As she pulled open the small glass window, the distant, muffled echoes of laughter and merriment filtered in. But he, too, suddenly had only eyes for the small bird that seemed to be the focus of Olive's attention. And though the small bead of light might have been little more than a white dot in the shadows, it was so out-of-place in the darkness that it might as well have been fireball the way his eyes immediately locked on it, his breath hitching in his throat. His unblinking gaze followed Olive's naked form all the way from the window, and he sat up now as she knelt back beside him and pressed her cupped hand to his ear, anticipating what he might hear in that small pocket of air, and dreading that he might be right.

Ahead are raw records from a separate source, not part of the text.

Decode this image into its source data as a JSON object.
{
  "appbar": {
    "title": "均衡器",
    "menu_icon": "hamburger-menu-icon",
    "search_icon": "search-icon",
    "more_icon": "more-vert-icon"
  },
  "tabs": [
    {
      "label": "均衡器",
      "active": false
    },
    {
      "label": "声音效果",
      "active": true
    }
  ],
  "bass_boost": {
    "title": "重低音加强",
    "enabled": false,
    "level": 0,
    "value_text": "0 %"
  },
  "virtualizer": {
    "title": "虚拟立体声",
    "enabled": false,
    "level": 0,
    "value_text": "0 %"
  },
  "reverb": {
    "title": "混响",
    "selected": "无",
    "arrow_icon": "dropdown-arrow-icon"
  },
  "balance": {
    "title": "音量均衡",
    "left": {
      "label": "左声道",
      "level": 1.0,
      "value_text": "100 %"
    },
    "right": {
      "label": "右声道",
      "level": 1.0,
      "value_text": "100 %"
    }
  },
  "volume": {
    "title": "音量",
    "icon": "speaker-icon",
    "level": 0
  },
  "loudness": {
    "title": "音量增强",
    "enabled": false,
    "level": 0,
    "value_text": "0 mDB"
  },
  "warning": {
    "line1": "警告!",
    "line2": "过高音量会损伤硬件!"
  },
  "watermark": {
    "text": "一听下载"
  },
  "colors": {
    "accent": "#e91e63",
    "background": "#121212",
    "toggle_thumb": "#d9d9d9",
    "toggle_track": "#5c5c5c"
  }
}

That voice. Hearing it now was almost an out-of-body experience, as though his mind could not process how he could physically be sitting on this lumpy mattress when clearly he should be out in the wild somewhere, conversing with Silas Greene, the renegade mage. "It's your friend Silas," he mumbled at some point, though he barely heard his own voice as he listened. His gaze had fallen when the voice first started speaking, but slowly Erwin's eyes rose until they were staring right at Olive, the expression on his face morphing from confusion to stunned silence, his brows raising and his mouth sliding slightly agape. By the time the report was finished, whatever exhilaration they'd wrapped themselves in with their intimate ministrations had all but evaporated, replaced by a curdling sensation in the pit of his belly.
"Angsar's balls..." he managed to say, before a second later the gravity of Silas' words truly hit him. Then, suddenly, he was scrambling to his feet, the news having sobered him better than any bucket of cold water ever could have. "Angsar's fucking BALLS!" Quickly, his eyes scanned the corner for where he'd kicked his trousers when she first removed them from him. "Kenins has mobilized his men westward to the Aeling, burning the countryside as they go," he explained hastily, "He's declaring war."
He looked pointedly at Olive, an almost apologetic look in his eyes, a part of him wishing that they could just forget all of this and get back on the mattress. But that look was quickly overtaken by a more familiar, harder expression. "We need to get back downstairs."